Now, after nearly two decades out of public view, a new report has thrust Long’s leadership into the spotlight amid allegations that potential witnesses in the investigation into White were discouraged from cooperating, what was seen as an extension of the “Blue Wall of Silence” culture in which police officers protect each other.
Attorney Tamsin R. Kaplan, of Davis Malm, who was commissioned to investigate the allegations against White, alleged in her final report Friday that, of the 21 witnesses she sought for information, only seven cooperated. “One retired BPD officer told me that they had received at least five phone calls directing them not to talk with me,” she said. Another self-described retired police officer offered unsolicited information defending White. Kaplan wrote in her report, “They explained, ‘many people say don’t do anything against a police officer.”

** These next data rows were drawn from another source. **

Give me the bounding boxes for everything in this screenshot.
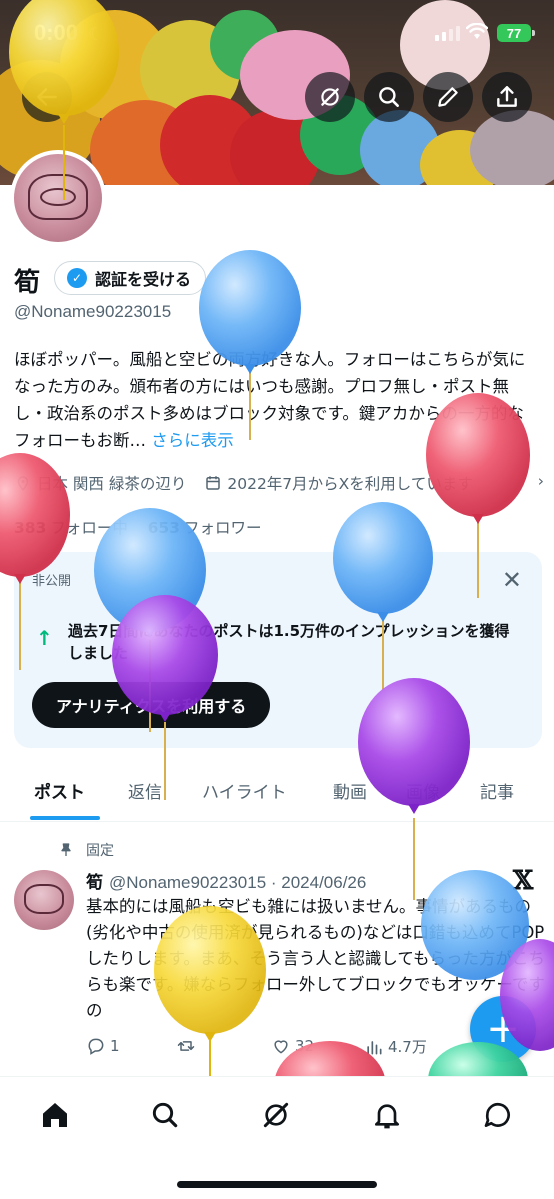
- post-header: 筍 @Noname90223015 · 2024/06/26: [86, 868, 366, 893]
- reply-button[interactable]: 1: [86, 1036, 120, 1056]
- home-icon: [43, 1103, 67, 1127]
- home-indicator: [177, 1181, 377, 1188]
- like-button[interactable]: 32: [271, 1036, 314, 1056]
- bottom-navigation: [0, 1076, 554, 1199]
- profile-bio: ほぼポッパー。風船と空ビの両方好きな人。フォローはこちらが気になった方のみ。頒布…: [14, 346, 540, 454]
- compose-post-button[interactable]: +: [470, 996, 536, 1062]
- followers-link[interactable]: 653 フォロワー: [148, 519, 262, 537]
- joined-text: 2022年7月からXを利用しています: [227, 475, 473, 493]
- back-arrow-icon: [37, 88, 57, 106]
- post-avatar[interactable]: [14, 870, 74, 930]
- nav-notifications[interactable]: [367, 1095, 407, 1135]
- back-button[interactable]: [22, 72, 72, 122]
- location-item: 日本 関西 緑茶の辺り: [14, 472, 186, 494]
- moon-icon: ☾: [88, 24, 105, 45]
- bell-icon: [375, 1104, 399, 1129]
- battery-cap: [532, 30, 535, 36]
- following-label: フォロー中: [50, 519, 128, 537]
- repost-icon: [177, 1041, 195, 1051]
- tab-articles[interactable]: 記事: [480, 778, 514, 803]
- views-chart-icon: [367, 1040, 382, 1054]
- get-verified-button[interactable]: ✓ 認証を受ける: [54, 261, 207, 295]
- nav-search[interactable]: [145, 1095, 185, 1135]
- views-button[interactable]: 4.7万: [364, 1036, 427, 1057]
- get-verified-label: 認証を受ける: [95, 270, 192, 289]
- profile-avatar[interactable]: [10, 150, 106, 246]
- analytics-card: 非公開 ✕ ↑ 過去7日間にあなたのポストは1.5万件のインプレッションを獲得し…: [14, 552, 542, 748]
- follow-stats: 383 フォロー中 653 フォロワー: [14, 516, 261, 538]
- share-icon: [497, 86, 517, 107]
- nav-grok[interactable]: [256, 1095, 296, 1135]
- search-icon: [152, 1102, 178, 1128]
- grok-icon: [263, 1102, 289, 1128]
- location-text: 日本 関西 緑茶の辺り: [37, 475, 187, 493]
- tab-posts[interactable]: ポスト: [34, 778, 85, 803]
- pinned-label: 固定: [86, 843, 114, 859]
- status-time: 0:00: [34, 20, 79, 45]
- tab-videos[interactable]: 動画: [333, 778, 367, 803]
- x-logo-icon: 𝕏: [513, 866, 534, 896]
- profile-meta: 日本 関西 緑茶の辺り 2022年7月からXを利用しています ›: [14, 472, 544, 494]
- status-bar: 0:00 ☾ 77: [0, 0, 554, 64]
- verified-badge-icon: ✓: [67, 268, 87, 288]
- edit-pencil-icon: [438, 87, 458, 107]
- pinned-indicator: 固定: [58, 840, 114, 860]
- profile-tabs: ポスト 返信 ハイライト 動画 画像 記事: [0, 766, 554, 822]
- following-link[interactable]: 383 フォロー中: [14, 519, 128, 537]
- share-button[interactable]: [482, 72, 532, 122]
- arrow-up-icon: ↑: [36, 626, 53, 650]
- search-icon: [379, 87, 399, 107]
- chat-bubble-icon: [484, 1102, 510, 1127]
- post-handle-date: @Noname90223015 · 2024/06/26: [109, 873, 367, 892]
- plus-icon: +: [486, 1006, 520, 1052]
- like-count: 32: [295, 1037, 315, 1055]
- post-text[interactable]: 基本的には風船も空ビも雑には扱いません。事情があるもの(劣化や中古の使用済が見ら…: [86, 894, 546, 1024]
- signal-icon: [435, 26, 460, 41]
- pin-icon: [61, 843, 71, 856]
- nav-messages[interactable]: [478, 1095, 518, 1135]
- wifi-icon: [465, 22, 489, 46]
- repost-button[interactable]: [176, 1036, 196, 1056]
- profile-name: 筍: [14, 268, 41, 298]
- followers-label: フォロワー: [183, 519, 262, 537]
- following-count: 383: [14, 519, 47, 537]
- joined-item: 2022年7月からXを利用しています: [204, 472, 473, 494]
- search-button[interactable]: [364, 72, 414, 122]
- active-tab-indicator: [30, 816, 100, 820]
- grok-button[interactable]: [305, 72, 355, 122]
- bio-text: ほぼポッパー。風船と空ビの両方好きな人。フォローはこちらが気になった方のみ。頒布…: [14, 350, 526, 450]
- battery-indicator: 77: [497, 24, 531, 42]
- location-pin-icon: [17, 476, 29, 491]
- reply-count: 1: [110, 1037, 120, 1055]
- views-count: 4.7万: [388, 1038, 427, 1056]
- avatar-drawing-detail: [40, 188, 76, 206]
- private-tag: 非公開: [32, 574, 72, 589]
- grok-icon: [321, 88, 339, 106]
- avatar-drawing: [24, 884, 64, 914]
- close-icon[interactable]: ✕: [502, 566, 522, 594]
- analytics-button[interactable]: アナリティクスを利用する: [32, 682, 271, 728]
- edit-button[interactable]: [423, 72, 473, 122]
- bio-show-more-link[interactable]: さらに表示: [151, 431, 234, 450]
- impressions-text: 過去7日間にあなたのポストは1.5万件のインプレッションを獲得しました: [68, 622, 510, 662]
- nav-home[interactable]: [35, 1095, 75, 1135]
- heart-icon: [274, 1040, 288, 1054]
- tab-highlights[interactable]: ハイライト: [202, 778, 287, 803]
- reply-icon: [88, 1038, 104, 1055]
- tab-replies[interactable]: 返信: [128, 778, 162, 803]
- profile-handle: @Noname90223015: [14, 302, 172, 321]
- chevron-right-icon[interactable]: ›: [533, 472, 544, 490]
- calendar-icon: [206, 476, 221, 490]
- post-author[interactable]: 筍: [86, 873, 103, 893]
- tab-images[interactable]: 画像: [406, 778, 440, 803]
- followers-count: 653: [147, 519, 180, 537]
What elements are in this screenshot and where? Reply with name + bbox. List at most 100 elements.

Kaplan added that the city’s corporation counsel introduced her to Long by e-mail, after she sought help with interviews of current and retired Boston police officers. But still, Long “declined to provide assistance,” instead deferring to the mayor’s office, according to the report. She eventually interviewed active police officers without the assistance of Long.
Sergeant Detective John Boyle, the department spokesman, said he had no information about anyone from the Police Department suggesting witnesses should not cooperate.

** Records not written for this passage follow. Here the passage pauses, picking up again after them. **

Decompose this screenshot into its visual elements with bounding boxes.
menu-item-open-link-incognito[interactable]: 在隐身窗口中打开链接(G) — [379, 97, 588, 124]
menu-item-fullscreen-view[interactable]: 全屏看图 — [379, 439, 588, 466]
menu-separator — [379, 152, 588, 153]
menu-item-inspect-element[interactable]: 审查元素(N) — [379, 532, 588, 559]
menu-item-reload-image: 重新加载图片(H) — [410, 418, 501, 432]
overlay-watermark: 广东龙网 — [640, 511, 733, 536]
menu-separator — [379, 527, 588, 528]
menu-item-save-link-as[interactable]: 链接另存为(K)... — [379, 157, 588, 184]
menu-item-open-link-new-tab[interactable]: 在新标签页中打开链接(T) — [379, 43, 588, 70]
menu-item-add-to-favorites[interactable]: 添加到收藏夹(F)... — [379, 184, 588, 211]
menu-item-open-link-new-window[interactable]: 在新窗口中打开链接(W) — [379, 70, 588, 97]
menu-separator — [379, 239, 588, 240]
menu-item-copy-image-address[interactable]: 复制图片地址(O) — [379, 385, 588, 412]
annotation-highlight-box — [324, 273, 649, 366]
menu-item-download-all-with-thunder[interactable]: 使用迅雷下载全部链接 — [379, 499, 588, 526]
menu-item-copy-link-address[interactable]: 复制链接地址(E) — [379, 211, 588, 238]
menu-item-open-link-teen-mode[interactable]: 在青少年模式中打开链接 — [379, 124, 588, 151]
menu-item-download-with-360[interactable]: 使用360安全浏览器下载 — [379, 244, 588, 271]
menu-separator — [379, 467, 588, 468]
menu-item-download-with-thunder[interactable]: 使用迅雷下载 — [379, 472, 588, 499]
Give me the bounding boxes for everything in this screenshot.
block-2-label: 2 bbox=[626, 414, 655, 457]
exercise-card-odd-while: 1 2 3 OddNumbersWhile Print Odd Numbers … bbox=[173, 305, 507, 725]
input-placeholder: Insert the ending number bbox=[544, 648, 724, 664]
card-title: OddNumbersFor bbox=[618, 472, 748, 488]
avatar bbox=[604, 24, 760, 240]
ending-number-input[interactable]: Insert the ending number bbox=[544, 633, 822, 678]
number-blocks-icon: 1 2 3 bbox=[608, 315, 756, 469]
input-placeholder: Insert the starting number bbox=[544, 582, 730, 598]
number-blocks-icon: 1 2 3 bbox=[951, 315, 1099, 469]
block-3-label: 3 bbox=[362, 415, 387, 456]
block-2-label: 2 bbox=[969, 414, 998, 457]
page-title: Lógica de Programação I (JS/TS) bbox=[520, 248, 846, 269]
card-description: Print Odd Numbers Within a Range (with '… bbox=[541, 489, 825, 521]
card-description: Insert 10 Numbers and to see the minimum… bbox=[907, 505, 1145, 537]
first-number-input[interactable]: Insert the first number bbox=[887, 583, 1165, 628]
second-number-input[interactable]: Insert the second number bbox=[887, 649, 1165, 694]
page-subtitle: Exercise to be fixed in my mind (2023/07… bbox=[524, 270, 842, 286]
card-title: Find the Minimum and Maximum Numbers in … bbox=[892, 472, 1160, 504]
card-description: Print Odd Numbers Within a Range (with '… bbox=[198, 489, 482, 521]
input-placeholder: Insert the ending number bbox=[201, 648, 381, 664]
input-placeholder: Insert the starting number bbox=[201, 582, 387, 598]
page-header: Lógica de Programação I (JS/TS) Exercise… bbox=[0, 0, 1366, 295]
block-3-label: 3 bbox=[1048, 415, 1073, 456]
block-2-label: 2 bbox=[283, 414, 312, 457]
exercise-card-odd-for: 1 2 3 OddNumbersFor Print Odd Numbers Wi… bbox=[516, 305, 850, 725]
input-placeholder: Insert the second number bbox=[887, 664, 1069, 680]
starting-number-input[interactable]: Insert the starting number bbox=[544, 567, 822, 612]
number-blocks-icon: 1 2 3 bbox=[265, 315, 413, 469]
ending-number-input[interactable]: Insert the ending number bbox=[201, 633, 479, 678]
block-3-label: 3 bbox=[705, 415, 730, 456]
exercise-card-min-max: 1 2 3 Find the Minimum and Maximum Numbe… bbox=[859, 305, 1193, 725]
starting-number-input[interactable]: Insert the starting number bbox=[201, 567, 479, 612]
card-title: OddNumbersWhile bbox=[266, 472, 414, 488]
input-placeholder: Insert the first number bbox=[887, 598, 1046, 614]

“Superintendent in Chief Gregory Long believes in accountability and transparency within every rank of the police department, both civilian and sworn,” Boyle said in a statement. “The Boston Police Department continues our work around police reform through policy and training and look forward to working with the Office of Police Accountability and Transparency (OPAT) to achieve reforms recommended and enacted by the Boston Police Reform Task Force as well as Massachusetts Police Reform Legislation.”
Over the last several months, under Long’s tenure, the department has been criticized for being slow to embrace reforms that have been pushed in Boston, part of a national reckoning over accountability in policing.
The day after Long was appointed acting commissioner on Feb. 3, The Boston Globe requested his basic employment records, including any awards received. But the department has ignored those requests. The Globe has since appealed to the state Supervisor of Records, which last week ordered police to respond. So far, the department has not complied.
What little the department has made public shows that Long had previously headed up the department’s Bureau of Investigative Services, and has also served as commander of the special investigations and homicide units. He also served as a patrol and plainclothes officer in Mattapan, and was assigned to the Youth Violence Strike Force, the department’s antigang unit.
He was born and raised in Dorchester, a graduate of Boston Latin School, and earned a law degree from New England School of Law.
Internal affairs records the Globe had already obtained show he had faced at least two internal affairs probes. In 2004, Long and several other officers were accused of improper use of force, though the case was later determined unfounded, or not proven. Long faced another administrative inquiry in 2013 for allegedly being disrespectful, although the charge was also determined unfounded following an investigation.
Many of the reforms recommended last year by a Boston Police Reform Task Force have not been enacted, well past April’s six-month deadline. When the City Council held a hearing in March to measure the administration’s progress, no one showed up: Police brass instead sent a letter.
And earlier this month, Long joined other department leaders to defend the police during a City Council hearing over the department’s budget, refusing to guarantee the savings in overtime pay that councilors want to see in the next fiscal year’s spending plan. Instead, police commanders under Long requested more officers, saying injuries among current officers are already making it difficult to keep the department fully staffed.
City Councilor Ricardo Arroyo, who has pushed for several police reforms over the last year, said Long has had less of a public image than his predecessors, and focused more on the operations of the department. Arroyo, who has not met Long, attributed the difference to a “management style” that may have its own benefits. “He’s largely been someone who has kept the [department] running without being the face and public profile for the organization,” he said.
But, Arroyo added, “It’s certainly important that as we look toward changing the culture, reforming the process, that there’s a commissioner there that not only supports that but is also working toward those goals, and is working toward those goals in a public way.”
Long has not said publicly whether he would seek the post full term. Acting Mayor Kim Janey, who is looking to fire White based on Friday’s report, said she would set up an in-depth search for a new commissioner.